Cleek heard Anita’s soft rippling laughter; but he waited to hear no more. Moving swiftly away from the well-hole of the staircase he passed on tiptoe down the hall to the Major’s rooms, and, opening the door, went in. The old soldier was standing, with arms folded, at the window looking silently out into the darkness of the night.
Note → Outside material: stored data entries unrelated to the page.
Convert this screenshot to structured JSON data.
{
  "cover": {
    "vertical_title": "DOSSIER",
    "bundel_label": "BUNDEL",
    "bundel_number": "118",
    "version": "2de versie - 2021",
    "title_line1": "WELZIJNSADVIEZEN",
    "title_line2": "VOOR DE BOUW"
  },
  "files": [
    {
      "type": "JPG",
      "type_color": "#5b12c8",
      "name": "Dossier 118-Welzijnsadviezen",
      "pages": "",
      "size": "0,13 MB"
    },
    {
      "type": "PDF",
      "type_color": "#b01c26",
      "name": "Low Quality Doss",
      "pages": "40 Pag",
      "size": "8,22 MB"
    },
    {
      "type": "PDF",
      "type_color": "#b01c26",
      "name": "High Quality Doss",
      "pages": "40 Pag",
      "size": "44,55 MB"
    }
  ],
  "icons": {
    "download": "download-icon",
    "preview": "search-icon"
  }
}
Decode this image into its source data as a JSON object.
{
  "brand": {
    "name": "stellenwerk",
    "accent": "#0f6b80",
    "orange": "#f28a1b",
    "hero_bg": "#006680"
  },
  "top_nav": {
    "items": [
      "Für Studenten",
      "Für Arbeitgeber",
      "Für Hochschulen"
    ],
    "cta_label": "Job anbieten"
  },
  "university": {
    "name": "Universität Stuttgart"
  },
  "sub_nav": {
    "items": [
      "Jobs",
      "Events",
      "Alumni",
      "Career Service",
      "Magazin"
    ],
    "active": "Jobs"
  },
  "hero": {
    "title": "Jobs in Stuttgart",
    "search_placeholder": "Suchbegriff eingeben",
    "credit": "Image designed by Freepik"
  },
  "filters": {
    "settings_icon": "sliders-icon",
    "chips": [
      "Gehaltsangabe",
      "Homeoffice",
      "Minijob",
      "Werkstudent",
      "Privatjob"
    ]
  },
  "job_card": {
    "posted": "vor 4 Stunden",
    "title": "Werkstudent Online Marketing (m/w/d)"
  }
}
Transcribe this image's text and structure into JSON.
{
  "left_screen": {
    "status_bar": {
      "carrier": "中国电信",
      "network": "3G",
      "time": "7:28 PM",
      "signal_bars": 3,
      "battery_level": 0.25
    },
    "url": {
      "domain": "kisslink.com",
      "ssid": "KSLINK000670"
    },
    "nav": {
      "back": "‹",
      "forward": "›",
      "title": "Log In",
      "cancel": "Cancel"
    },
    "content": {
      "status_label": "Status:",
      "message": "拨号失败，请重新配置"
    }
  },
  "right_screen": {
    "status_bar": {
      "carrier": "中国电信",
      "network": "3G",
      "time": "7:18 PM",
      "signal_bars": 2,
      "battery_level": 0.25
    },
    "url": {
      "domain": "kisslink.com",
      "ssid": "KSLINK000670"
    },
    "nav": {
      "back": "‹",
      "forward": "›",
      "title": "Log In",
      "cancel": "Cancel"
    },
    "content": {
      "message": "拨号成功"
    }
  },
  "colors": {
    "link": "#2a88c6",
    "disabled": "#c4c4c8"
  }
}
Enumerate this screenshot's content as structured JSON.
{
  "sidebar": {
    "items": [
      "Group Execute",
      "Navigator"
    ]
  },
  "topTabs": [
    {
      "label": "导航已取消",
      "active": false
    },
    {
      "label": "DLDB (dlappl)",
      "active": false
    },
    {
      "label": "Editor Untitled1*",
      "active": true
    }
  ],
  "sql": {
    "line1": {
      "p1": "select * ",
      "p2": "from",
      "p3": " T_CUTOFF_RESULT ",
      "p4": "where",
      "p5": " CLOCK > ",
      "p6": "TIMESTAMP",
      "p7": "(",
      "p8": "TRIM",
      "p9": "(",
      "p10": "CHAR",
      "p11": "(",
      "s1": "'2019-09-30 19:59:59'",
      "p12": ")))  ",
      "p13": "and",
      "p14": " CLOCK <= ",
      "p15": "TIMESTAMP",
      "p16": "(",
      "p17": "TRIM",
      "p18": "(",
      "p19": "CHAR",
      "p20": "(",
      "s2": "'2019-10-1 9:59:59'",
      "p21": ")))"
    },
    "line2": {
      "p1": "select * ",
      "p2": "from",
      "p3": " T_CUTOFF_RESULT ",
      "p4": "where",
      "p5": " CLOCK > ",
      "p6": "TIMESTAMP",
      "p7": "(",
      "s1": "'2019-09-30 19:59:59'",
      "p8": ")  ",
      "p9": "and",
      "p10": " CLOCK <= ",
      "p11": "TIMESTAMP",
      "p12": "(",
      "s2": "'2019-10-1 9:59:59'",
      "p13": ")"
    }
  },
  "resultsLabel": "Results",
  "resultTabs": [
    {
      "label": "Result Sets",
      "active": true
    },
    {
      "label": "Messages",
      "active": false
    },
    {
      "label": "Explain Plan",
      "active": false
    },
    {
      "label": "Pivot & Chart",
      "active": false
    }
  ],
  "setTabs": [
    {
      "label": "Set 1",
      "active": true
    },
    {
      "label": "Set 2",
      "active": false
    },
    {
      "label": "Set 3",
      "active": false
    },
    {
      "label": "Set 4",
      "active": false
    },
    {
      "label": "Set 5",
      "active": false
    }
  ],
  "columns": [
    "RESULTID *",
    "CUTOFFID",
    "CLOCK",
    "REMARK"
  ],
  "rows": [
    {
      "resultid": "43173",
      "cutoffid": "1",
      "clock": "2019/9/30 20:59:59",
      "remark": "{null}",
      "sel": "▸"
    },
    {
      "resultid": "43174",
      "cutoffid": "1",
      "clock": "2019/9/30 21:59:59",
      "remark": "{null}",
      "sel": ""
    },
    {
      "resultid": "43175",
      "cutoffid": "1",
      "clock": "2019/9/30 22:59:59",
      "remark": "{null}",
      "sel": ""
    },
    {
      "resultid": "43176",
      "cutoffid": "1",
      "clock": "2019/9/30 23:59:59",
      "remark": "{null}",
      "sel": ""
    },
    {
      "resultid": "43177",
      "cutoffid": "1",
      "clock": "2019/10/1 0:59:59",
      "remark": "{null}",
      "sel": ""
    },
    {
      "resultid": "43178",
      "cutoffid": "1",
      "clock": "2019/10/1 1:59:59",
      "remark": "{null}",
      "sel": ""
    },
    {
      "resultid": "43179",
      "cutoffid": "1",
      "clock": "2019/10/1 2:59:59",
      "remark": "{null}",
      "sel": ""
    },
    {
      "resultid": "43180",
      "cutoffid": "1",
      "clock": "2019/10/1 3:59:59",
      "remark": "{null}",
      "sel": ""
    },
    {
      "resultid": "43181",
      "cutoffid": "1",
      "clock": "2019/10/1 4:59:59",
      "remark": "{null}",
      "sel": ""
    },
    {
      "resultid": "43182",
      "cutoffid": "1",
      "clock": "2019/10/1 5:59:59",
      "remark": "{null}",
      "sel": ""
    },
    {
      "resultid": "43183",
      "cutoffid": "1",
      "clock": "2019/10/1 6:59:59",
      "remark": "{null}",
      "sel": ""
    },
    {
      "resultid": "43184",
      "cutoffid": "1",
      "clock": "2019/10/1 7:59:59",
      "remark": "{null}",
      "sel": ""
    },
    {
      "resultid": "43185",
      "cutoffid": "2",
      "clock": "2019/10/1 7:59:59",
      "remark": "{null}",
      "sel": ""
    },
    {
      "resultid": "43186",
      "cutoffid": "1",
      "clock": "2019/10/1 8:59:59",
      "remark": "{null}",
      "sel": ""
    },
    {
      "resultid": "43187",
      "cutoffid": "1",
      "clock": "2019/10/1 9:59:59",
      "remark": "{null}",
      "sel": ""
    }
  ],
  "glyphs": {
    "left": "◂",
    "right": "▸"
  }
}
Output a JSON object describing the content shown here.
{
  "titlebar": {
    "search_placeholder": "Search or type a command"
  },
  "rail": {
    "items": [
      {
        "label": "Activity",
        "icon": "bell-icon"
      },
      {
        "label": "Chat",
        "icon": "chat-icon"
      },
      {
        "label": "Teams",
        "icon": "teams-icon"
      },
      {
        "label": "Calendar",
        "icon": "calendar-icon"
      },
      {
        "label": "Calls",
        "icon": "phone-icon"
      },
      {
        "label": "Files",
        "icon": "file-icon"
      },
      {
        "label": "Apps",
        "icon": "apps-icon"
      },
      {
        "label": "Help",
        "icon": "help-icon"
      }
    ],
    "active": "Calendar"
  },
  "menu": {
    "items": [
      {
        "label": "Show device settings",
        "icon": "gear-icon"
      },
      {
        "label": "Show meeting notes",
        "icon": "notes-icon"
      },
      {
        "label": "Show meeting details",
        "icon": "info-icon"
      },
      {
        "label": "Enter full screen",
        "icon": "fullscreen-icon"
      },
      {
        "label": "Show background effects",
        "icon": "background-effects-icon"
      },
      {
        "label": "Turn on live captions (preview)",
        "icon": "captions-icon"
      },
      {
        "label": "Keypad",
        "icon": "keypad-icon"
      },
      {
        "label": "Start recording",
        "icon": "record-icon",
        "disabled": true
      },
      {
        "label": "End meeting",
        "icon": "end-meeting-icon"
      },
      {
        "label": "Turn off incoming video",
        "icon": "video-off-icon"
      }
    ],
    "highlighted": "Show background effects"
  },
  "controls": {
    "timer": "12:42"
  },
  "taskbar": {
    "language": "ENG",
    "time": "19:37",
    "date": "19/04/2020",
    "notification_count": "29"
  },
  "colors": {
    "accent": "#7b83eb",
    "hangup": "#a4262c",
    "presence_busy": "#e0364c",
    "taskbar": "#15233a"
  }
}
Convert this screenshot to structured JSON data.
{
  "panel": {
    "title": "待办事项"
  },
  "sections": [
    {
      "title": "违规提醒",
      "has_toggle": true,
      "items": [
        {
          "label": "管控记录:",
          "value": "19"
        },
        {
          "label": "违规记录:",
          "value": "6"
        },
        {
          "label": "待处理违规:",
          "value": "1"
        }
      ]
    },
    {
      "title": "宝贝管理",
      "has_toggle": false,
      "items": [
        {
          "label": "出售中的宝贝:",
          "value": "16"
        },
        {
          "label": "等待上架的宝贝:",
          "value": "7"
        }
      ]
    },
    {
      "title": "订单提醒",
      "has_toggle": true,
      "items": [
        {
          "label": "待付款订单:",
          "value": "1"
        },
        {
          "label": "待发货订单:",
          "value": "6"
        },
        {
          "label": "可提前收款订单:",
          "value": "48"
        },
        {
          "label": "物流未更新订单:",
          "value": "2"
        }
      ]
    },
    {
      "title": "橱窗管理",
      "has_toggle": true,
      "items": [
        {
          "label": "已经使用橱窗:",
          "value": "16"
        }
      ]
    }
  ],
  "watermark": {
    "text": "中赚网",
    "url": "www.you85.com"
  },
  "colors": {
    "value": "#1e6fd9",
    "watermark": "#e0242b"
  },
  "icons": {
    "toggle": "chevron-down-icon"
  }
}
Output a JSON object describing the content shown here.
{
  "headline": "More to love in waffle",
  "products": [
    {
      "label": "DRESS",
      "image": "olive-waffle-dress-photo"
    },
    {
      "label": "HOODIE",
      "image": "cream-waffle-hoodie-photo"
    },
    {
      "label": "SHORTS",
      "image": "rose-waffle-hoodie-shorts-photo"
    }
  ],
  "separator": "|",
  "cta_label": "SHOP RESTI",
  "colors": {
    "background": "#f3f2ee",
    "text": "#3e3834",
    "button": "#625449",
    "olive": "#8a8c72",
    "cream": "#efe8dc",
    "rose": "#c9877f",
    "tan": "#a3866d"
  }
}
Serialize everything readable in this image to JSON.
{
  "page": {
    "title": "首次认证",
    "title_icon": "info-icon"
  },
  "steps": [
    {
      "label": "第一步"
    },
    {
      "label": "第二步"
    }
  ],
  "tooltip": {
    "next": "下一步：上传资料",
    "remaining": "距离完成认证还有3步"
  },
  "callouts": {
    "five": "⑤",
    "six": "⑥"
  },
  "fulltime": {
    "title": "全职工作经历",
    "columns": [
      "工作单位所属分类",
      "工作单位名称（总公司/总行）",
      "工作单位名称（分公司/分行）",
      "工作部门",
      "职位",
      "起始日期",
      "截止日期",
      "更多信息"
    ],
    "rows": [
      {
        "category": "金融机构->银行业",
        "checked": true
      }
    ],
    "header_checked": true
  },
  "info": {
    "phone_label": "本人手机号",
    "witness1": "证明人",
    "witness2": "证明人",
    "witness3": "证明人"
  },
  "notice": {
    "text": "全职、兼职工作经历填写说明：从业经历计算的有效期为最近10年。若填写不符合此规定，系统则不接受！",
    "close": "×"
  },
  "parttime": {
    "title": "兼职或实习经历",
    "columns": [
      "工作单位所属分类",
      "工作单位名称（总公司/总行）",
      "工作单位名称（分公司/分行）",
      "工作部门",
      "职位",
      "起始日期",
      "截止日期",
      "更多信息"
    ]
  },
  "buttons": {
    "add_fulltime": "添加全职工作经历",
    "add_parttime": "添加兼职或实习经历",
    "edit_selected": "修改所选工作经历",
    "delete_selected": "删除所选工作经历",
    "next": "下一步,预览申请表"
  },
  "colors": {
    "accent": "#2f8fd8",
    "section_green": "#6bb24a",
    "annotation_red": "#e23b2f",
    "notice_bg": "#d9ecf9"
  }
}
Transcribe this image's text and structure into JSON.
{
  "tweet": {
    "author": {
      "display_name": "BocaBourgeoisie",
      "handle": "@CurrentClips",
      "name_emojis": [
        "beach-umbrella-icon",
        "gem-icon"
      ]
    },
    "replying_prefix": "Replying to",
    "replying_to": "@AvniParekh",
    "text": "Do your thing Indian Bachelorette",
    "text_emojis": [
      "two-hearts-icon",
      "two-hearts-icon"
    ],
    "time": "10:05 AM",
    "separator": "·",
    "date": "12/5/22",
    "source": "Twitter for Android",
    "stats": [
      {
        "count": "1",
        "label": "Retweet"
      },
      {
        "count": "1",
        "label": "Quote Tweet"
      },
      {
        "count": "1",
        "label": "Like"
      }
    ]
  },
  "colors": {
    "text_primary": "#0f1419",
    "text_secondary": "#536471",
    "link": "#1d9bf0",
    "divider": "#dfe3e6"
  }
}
He turned at the sound of the door’s opening and moved toward Cleek with a white, agonised face and a pair of shaking, outstretched hands.
“Well?” he said with a sort of gasp.
“My dear Major,” said Cleek quietly. “The wisest of men are sometimes mistaken—that is my excuse for my own short-sightedness. I said in the beginning that his was either a case of swindling or a case of murder, did I not? Well, I now amend my verdict. It is a case of swindling and murder; and your son has had nothing to do with either!”
“Oh, thank God! thank God!” the old man said; then sat down suddenly and dropped his face between his hands and was still for a long time. When he looked up again his eyes were red, but his lips were smiling.
“If you only knew what a relief it is,” he said. “If you only knew how much I have suffered, Mr. Cleek. His friendship with that Spanish woman; his going with her to identify the: body—even assisting in its hurried burial! These things all seemed so frightfully black—so utterly without any explanation other than personal guilt.”
“Yet they are all easily explained, Major. His friendship for the Spanish woman is merely due to a promise to intercede for him with Zuilika. She is his one aim and object, poor little donkey! As for his identification of the body—well, if the widow herself could find points of undisputed resemblance, why not he? A nervous, excitable, impetuous boy like that—and anxious, too, that the lady of his heart should be freed from the one thing, the one man, whose existence made her everlastingly unattainable—why, in the hands of a clever woman like Anita Rosario such a chap could be made to identify anything and to believe it as religiously as he believes. Now, go to bed and rest easy, Major. I’m going to call up Dollops and do a little night prowling. If it turns out as I hope, this little riddle will be solved to-morrow.”
“But how, Mr. Cleek? It seems to me that it is as dark as ever. You put my poor old head in a whirl. You say there is swindling; you hint one moment that the body was not that of Ulchester, and in the next that murder has been done. Do, pray, tell me what it all means—what you make of this amazing case.”
“I’ll do that to-morrow, Major; not to-night. The answer to the riddle—the answer that’s in my mind, I mean—is at once so simple and yet so appallingly awful that I’ll hazard no guess until I’m sure. Look here”—he put his hand into his pocket and pulled out a gold piece—“do you know what that is, Major?”
“It looks like a spade guinea, Mr. Cleek.”